COLONIAL MUTUAL PUBLISHED A SERIES OF BOOKLETS ABOUT HEALTH ISSUES INCLUDING HOW THE INFLUENZA EPIDEMIC WAS MANAGED IN BRUNSWICK, VIC.
STRANGE TIMES 2020 – have we been here before?
This is one of a series of posts inspired by the 2020 Covid 19 pandemic. You can also see an article about the ephemera of the Spanish Flu in Australia in the soon to be released issue of The Ephemera Journal of Australia. OK there may be a further delay as our printer probably can’t operate until mid September. You will receive a copy if you join the Society $40/$25 a year or you can buy a single issue for $20 including postage.
This publication is from Colonial Mutual Life Assurance Society Limited (founded in Melbourne in 1873). It is one of an informal series ‘Published and Distributed by The Colonial Mutual Life Assurance Society Limited for the use/benefit of its Policyholders’.
This 10 page stapled booklet looks back at the 1918-19 has a simple cover design and may be an early venture. The full booklet is reproduced at the end of this post. The booklet covers: the onset of influenza; treatment; and prevention with a lengthy study of a successful community effort by the City of Brunswick.
Brunswick tackles influenza successfully
The preface notes that the capital cities had ‘no machinery in the shape of emergency hospitals for dealing with any widespread epidemic’. In Brunswick:
- an emergency hospital was established in the Central State School for cases that could not be treated in the home;
- district inspectors were sent out urging early notification of cases and advising that treatment was free;
- as it was an industrial suburb, breadwinners were ‘in fear of debt’ and so ‘in many cases endeavoured to fight off the disease in order that his weekly wage should not suffer’. The council decided to meet rent and household bills during treatment and convalescence and to pay a further week’s wages to carry through to the next wage payment;
- with the second wave a larger hospital was needed and with the assistance of the Department of Defence this was opened at Broadmeadows – 150 beds – it was set up over one weekend;
- all medical men in the municipality co-operated;
- ambulances and private cars driven by citizens were utilised to transport patients.
The other health advice publications include:
- Tonsils and Adenoids, 1915, 4 pages, W.S. 5. Deakin University has a digitised copy – click on the titles to see Deakin’s copies. The following are also held by and digitised by Deakin: Whooping Cough, W.S. 1 likely published in 1920 as it refers to statistics for the year ending 1919, Facts About Measles, W.S. 6, and About Mumps, W.S. 8. These last two are identified by Deakin as published in 1930 but the reason for this date is not apparent from the text.

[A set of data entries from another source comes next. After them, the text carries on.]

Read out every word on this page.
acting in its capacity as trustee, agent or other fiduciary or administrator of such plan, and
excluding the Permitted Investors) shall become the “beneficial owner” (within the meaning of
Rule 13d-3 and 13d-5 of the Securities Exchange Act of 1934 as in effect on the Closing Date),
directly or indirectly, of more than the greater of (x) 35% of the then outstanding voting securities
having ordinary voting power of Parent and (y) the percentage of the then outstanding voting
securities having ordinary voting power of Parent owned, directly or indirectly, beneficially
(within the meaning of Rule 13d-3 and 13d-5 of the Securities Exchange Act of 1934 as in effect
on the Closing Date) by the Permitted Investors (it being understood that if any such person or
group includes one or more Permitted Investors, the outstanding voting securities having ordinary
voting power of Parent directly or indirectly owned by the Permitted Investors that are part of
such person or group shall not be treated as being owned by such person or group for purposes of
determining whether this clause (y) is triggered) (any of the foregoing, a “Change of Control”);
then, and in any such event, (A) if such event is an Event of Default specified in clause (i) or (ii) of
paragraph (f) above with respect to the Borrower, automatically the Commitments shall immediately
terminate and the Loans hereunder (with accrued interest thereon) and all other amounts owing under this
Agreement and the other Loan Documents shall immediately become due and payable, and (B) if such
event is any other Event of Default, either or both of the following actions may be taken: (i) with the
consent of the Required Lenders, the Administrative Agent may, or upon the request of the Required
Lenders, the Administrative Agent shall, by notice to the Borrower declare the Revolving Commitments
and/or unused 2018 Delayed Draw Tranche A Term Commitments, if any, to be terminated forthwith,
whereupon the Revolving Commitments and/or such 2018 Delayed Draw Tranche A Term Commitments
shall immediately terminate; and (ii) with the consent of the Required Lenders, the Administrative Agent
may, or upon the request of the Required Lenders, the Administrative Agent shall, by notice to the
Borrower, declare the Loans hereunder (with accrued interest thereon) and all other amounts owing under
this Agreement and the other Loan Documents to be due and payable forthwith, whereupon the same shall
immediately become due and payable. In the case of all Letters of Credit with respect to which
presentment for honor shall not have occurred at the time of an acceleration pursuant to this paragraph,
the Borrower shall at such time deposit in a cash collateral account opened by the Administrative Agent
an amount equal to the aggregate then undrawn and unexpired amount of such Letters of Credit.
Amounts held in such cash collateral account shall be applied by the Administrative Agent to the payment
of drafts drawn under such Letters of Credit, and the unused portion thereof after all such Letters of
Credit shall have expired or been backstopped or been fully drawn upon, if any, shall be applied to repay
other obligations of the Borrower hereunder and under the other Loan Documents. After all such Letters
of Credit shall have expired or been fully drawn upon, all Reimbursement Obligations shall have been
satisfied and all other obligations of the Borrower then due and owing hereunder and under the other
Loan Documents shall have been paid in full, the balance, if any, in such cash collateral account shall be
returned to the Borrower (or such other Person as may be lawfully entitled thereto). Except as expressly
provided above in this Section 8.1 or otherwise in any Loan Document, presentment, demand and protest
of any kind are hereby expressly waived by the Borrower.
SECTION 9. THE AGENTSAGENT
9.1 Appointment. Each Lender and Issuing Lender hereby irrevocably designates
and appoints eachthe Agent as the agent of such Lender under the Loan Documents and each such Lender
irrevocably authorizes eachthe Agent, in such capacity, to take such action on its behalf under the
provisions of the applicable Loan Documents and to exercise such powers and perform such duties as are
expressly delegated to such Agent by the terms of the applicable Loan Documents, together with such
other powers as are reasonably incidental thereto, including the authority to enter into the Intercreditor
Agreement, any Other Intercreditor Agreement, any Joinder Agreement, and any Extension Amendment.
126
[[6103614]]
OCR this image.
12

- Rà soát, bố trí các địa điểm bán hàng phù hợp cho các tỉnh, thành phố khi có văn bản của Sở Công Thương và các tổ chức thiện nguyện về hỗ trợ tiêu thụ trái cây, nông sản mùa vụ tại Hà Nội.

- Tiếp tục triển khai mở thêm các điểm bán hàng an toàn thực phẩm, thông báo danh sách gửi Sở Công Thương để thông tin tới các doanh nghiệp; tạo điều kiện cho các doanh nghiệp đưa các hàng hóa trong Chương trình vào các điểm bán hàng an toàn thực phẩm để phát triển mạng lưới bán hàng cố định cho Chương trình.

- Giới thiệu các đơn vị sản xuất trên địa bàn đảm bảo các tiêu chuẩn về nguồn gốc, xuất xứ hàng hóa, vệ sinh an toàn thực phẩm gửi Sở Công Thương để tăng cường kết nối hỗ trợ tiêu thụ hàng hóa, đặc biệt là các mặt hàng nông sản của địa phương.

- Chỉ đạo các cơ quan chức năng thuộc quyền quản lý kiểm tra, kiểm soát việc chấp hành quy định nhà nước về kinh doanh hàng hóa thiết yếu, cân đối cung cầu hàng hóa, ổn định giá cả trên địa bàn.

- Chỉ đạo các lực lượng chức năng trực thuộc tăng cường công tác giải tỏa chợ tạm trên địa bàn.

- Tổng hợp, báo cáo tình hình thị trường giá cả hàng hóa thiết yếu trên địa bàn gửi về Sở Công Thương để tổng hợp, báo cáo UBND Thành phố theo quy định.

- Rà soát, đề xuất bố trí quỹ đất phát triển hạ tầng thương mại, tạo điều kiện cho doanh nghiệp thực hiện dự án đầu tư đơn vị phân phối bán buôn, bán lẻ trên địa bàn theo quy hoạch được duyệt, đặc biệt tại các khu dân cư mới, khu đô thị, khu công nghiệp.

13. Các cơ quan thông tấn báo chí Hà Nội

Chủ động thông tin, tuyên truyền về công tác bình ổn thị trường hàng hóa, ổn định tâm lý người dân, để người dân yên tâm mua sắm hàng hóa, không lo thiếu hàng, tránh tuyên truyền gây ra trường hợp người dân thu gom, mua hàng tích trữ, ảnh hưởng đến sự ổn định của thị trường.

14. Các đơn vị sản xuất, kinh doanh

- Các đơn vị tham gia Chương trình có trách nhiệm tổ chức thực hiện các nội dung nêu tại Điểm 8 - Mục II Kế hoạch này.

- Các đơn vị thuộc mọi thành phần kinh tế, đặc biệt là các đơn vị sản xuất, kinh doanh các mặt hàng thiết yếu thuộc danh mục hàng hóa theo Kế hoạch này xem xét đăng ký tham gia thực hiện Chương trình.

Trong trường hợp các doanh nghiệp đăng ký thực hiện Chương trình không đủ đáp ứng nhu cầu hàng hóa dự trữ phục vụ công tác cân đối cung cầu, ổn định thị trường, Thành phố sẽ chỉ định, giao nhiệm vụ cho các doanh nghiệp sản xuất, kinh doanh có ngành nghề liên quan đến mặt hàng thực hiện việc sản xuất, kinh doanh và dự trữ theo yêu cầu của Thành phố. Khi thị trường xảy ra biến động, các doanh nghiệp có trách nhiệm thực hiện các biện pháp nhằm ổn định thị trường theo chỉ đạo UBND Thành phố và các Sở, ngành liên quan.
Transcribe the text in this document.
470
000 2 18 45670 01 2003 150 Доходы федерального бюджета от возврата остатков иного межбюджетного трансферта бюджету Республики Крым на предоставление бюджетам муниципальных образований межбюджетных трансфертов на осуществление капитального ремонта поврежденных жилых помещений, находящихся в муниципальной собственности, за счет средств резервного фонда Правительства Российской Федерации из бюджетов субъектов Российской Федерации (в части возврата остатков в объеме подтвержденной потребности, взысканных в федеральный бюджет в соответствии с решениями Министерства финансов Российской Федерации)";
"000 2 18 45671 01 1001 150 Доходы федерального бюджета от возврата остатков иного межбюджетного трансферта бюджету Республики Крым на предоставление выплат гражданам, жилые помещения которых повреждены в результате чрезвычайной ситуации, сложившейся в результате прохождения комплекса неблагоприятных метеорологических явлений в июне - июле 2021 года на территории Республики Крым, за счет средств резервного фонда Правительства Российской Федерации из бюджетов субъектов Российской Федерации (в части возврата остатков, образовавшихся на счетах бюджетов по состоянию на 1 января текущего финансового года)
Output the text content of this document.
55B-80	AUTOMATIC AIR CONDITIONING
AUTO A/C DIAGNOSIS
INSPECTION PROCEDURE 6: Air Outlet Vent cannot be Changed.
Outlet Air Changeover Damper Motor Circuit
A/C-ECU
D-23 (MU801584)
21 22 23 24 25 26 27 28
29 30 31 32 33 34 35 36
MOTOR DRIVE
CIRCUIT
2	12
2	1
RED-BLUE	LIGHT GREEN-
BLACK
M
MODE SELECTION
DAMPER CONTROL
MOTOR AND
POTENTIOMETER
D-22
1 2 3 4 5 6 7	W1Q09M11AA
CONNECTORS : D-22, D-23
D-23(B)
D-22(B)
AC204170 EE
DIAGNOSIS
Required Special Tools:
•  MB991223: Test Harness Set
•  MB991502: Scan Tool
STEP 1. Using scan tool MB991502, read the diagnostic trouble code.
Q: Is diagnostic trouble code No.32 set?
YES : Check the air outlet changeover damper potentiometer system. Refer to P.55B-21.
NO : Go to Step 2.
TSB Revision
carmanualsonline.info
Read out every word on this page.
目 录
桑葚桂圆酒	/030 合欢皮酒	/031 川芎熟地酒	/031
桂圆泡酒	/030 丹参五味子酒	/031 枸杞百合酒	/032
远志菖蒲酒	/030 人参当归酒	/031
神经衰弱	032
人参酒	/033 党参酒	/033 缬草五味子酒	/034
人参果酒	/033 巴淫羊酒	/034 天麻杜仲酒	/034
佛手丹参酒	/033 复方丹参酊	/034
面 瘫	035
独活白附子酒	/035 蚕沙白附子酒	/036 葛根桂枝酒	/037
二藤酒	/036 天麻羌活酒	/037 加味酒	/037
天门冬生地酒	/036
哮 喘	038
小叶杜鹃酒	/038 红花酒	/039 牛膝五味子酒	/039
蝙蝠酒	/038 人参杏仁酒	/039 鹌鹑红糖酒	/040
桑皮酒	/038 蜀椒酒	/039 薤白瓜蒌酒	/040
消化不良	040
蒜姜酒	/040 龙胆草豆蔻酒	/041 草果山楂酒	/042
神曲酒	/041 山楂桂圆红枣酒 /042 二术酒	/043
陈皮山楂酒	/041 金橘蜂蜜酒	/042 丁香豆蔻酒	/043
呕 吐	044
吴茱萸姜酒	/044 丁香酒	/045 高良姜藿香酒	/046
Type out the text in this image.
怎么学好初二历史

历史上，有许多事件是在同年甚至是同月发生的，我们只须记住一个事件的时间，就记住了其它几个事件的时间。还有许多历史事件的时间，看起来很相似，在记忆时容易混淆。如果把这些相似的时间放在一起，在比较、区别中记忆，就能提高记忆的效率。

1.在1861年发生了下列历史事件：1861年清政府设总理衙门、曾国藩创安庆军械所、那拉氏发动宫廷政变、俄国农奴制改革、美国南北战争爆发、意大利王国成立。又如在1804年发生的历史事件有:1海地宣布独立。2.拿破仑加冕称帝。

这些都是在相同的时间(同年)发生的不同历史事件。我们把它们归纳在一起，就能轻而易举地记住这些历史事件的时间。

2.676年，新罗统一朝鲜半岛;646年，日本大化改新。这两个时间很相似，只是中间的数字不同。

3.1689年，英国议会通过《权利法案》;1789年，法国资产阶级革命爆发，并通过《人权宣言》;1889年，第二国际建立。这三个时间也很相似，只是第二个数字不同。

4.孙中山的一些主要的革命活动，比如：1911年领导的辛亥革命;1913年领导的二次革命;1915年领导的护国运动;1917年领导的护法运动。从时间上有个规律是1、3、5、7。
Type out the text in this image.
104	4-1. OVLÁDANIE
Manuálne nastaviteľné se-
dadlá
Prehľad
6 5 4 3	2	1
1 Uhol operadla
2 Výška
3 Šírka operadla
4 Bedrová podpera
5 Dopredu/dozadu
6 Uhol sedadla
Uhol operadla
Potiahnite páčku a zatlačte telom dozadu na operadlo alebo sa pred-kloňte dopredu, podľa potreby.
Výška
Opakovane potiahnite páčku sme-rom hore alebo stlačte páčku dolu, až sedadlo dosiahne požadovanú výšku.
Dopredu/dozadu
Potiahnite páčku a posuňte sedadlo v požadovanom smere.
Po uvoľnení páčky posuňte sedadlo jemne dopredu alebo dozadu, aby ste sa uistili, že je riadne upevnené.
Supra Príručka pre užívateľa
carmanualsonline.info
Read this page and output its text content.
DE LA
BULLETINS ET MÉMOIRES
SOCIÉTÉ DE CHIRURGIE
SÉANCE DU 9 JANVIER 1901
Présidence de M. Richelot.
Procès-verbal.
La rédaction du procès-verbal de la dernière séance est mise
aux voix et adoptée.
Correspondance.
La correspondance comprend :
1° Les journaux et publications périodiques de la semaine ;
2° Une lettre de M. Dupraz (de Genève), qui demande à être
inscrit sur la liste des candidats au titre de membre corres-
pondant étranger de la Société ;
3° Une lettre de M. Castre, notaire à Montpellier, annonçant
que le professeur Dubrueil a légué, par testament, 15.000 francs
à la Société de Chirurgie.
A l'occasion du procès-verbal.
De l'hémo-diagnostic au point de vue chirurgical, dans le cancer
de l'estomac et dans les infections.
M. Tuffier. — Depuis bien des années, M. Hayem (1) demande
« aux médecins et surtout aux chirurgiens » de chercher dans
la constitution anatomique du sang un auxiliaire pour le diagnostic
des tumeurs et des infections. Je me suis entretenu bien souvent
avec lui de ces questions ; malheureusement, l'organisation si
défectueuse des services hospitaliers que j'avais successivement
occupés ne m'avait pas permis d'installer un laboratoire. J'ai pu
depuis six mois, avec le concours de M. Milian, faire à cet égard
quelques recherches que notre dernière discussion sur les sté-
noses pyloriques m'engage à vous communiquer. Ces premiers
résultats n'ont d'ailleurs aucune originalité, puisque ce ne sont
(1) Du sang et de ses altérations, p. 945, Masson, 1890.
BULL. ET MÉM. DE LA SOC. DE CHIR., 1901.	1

The publication date of 1915 assigned by Deakin to Tonsils and Adenoids seems unlikely as no. 5 in a series is likely to be published after no. 1 which can be dated with some certainty as from around 1920. On the other hand Tonsils and Adenoids is in quite a different style to the other booklets held by Deakin. Any thoughts, information, comments welcomed;
- Your Teeth and Your Health, 1922, 16 pages, with a cheery cover and technical illustrations. The State Library of Victoria has a digitised copy – click on the title to see the full booklet;
- Home Nursing, thought to be three editions, two in the 1920s and one in the ’30s. The State Library of Victoria has a digitised copy of one they date as the 193- . It has a plain cover and the same illustrations about making beds as are given in Influenza. The hairstyles of the patient has been changed between the books, hard for this writer to use as a guide to the date of publication but a former colleague from the State Library of Victoria has advised that the Influenza patient looks like every WW1 soldier’s girlfriend and the Nursing patient looks like a flapper, thus 1920s/early 30s;
- The Colonial Mutual Life Cookery Book, thought to be four editions from 1920s (48 pages) , 1930s (70 pages), 1950s (70 pages). They are listed in Hoyle’s Annotated Bibliography of Australian Domestic Cookery Books. The 1920s and 1950s editions can be seen online at the State Library of Victoria . The 1920s’ edition has a cheerful cover of a woman holding a steaming pie with utensils strewn artistically about her. The 1950s’ cook has a slightly harried look and is thin despite or because of the volume of food she is piling in the oven. The first part of all books have advice about what food does for the body and how much and what to eat; then comes the recipes;
- What you should know about cancer, c. 1924-6. Has an interesting cover and many line drawing illustrations;
- The Child and its Welfare, thought to be three editions 1928, 1929 and 1940, all 24 pages with no illustrations. No digital version available as at September 2020;
- What to do about Overweight: A Booklet of Interest to Those Above Normal Weight, 35 pages. The date of publication is identified as 1930. There are some wonderful exercise illustrations and many tables about calories and appropriate weight;
- Family Welfare and Home Nursing, 32 pages; the date of publication identified as 194-.